As the error message states, you cannot have an attribute table for a multi-band raster. The attribute would be tied to the combination of all three bands, not just a single value. I'll also point out that the raster must have integer values - float or double won't work. Be careful with input data types (may have to be converted) and any choices made along the way when adding or exporting.
The ideal solution would be to find original CORINE data. It should be a single band raster where each cell has a numeric value corresponding to a land cover type - for example 2, 15, or 7. It would probably already have an attribute table and include a description attribute along with the value.
You have an RGB conversion of that raster via a render. Colors were assigned to each class and the color, not the class, is stored in the RGB raster. Instead of a single cell with a value of 15, there is now one cell in each of the three bands representing the amount of color from that band. 255 R, 0 G, 0 B combined become a red pixel. To get back to the single band raster you have to merge all three bands. Unfortunately with RGB, you can't simply add them together and get the true unique value. 255, 0, 0
(red) and 0, 0, 255
(blue) both sum to 255. If converting to grayscale you could take the average of the three values and get a mean value to use as a brightness, but in this case you need the unique category colors and a legend that tells you what class each color is.
Warning: Always make a backup copy before processing a raster in case something goes wrong. There are two potential problems with your raster in any of the following solutions. First, if there are borders of a different color between the land cover classes in your RGB, those pixels will have their own unique color values that do not fall into a class. Second, if the RGB is of a format that allows and was saved with lossy compression (such as a jpg) there may be severe value artifacts at the borders between classes. For example three pixels that appear red (255, 0, 0
) actually come out to be 254, 2, 0
, 255, 10, 1
, or 253, 0, 0
(this is particularly important in the second method below). Where significantly different colors meet you could get completely different color values - for example purple pixels near red/blue boundaries. This would require extensive cleanup or other methods not covered by this answer.
Method one is to add the RGB bands separately (not all at once, or composite, by adding the file name, but go into the file name and add the individual band) to ArcMap and examine them. While all will display in grayscale, you may find one band where all classes are easily identifiable (meaning for that color band, each class has a fairly distinctive value). If so you can right-click that band and Data > Export it to a separate raster, then run Reclassify to change the values to something more logical such as smaller, sequenced values. However it’s possible that in one band two different classes will share the same value – for example both cyan and yellow have a green value of 255, so those colors/classes would be indistinguishable in the green band. You could examine and export all the bands, run Reclassify to get the ones you can ID in each, and then add all the results together with Raster Calculator to eventually arrive at a single classed raster.
Method two utilizes some processing with the Raster Calculator. Start by adding each band separately as above and export them to their own raster. Take the red band of your image and multiply the values by 1,000,000. Then take your green band and multiply it by 1,000. Now you can add all three bands together.
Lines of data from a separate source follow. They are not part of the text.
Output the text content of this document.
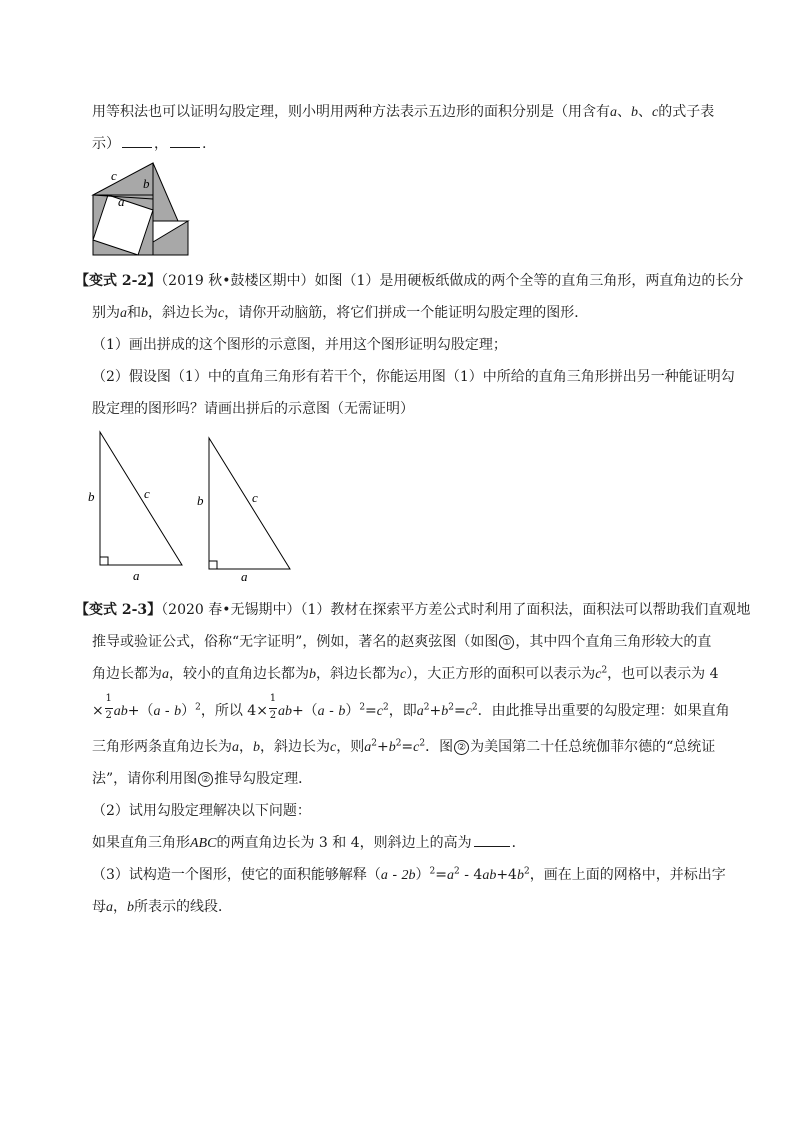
用等积法也可以证明勾股定理，则小明用两种方法表示五边形的面积分别是（用含有a、b、c的式子表
示） ， .
c
b
a
【变式 2-2】（2019 秋•鼓楼区期中）如图（1）是用硬板纸做成的两个全等的直角三角形，两直角边的长分
别为a和b，斜边长为c，请你开动脑筋，将它们拼成一个能证明勾股定理的图形．
（1）画出拼成的这个图形的示意图，并用这个图形证明勾股定理；
（2）假设图（1）中的直角三角形有若干个，你能运用图（1）中所给的直角三角形拼出另一种能证明勾
股定理的图形吗？请画出拼后的示意图（无需证明）
b	c
a
b	c
a
【变式 2-3】（2020 春•无锡期中）（1）教材在探索平方差公式时利用了面积法，面积法可以帮助我们直观地
推导或验证公式，俗称“无字证明”，例如，著名的赵爽弦图（如图 ① ，其中四个直角三角形较大的直
角边长都为a，较小的直角边长都为b，斜边长都为c），大正方形的面积可以表示为$c^2$，也可以表示为 4
× $\frac{1}{2} ab+(a - b)^2$，所以 $4\times \frac{1}{2} ab+(a - b)^2=c^2$，即$a^2+b^2=c^2$．由此推导出重要的勾股定理：如果直角
三角形两条直角边长为a，b，斜边长为c，则$a^2+b^2=c^2$．图 ② 为美国第二十任总统伽菲尔德的“总统证
法”，请你利用图 ② 推导勾股定理．
（2）试用勾股定理解决以下问题：
如果直角三角形ABC的两直角边长为 3 和 4，则斜边上的高为	．
（3）试构造一个图形，使它的面积能够解释$(a - 2b)^2=a^2 - 4ab+4b^2$，画在上面的网格中，并标出字
母a，b所表示的线段．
Before a red pixel would have resulted in 255. Now it will result in 255,000,000. This is one way to concatenate the numbers into unique values that each represent a color. In theory each of your land cover classes will have the same unique value. Again, you use Reclassify to change the values to something simpler.
Method three utilizes the Image Classification toolbar (which you’ll probably need to add – Customize > Toolbars). On the toolbar, select the second button from the right – Draw Polygon. Now draw a shape encompassing a few pixels that are definitely in one class (say, the middle of a particular region). Do this for each color/class in your RGB. Then click the leftmost button on the toolbar, Classification, and choose the first option – Interactive Supervised Classification. Alternatively, without drawing the boxes and if you know how many classes you have (plus one for any no data areas) you could try the Iso Cluster Unsupervised Classification first. You should end up with a temporary, single band, classified raster that you can then right-click and export.
The results of any of these three methods would be suitable for building a raster attribute table. Note these solutions will only recover categorical or thematic classed data. The original values of data classified into ranges or even unique values like a DEM cannot be recovered.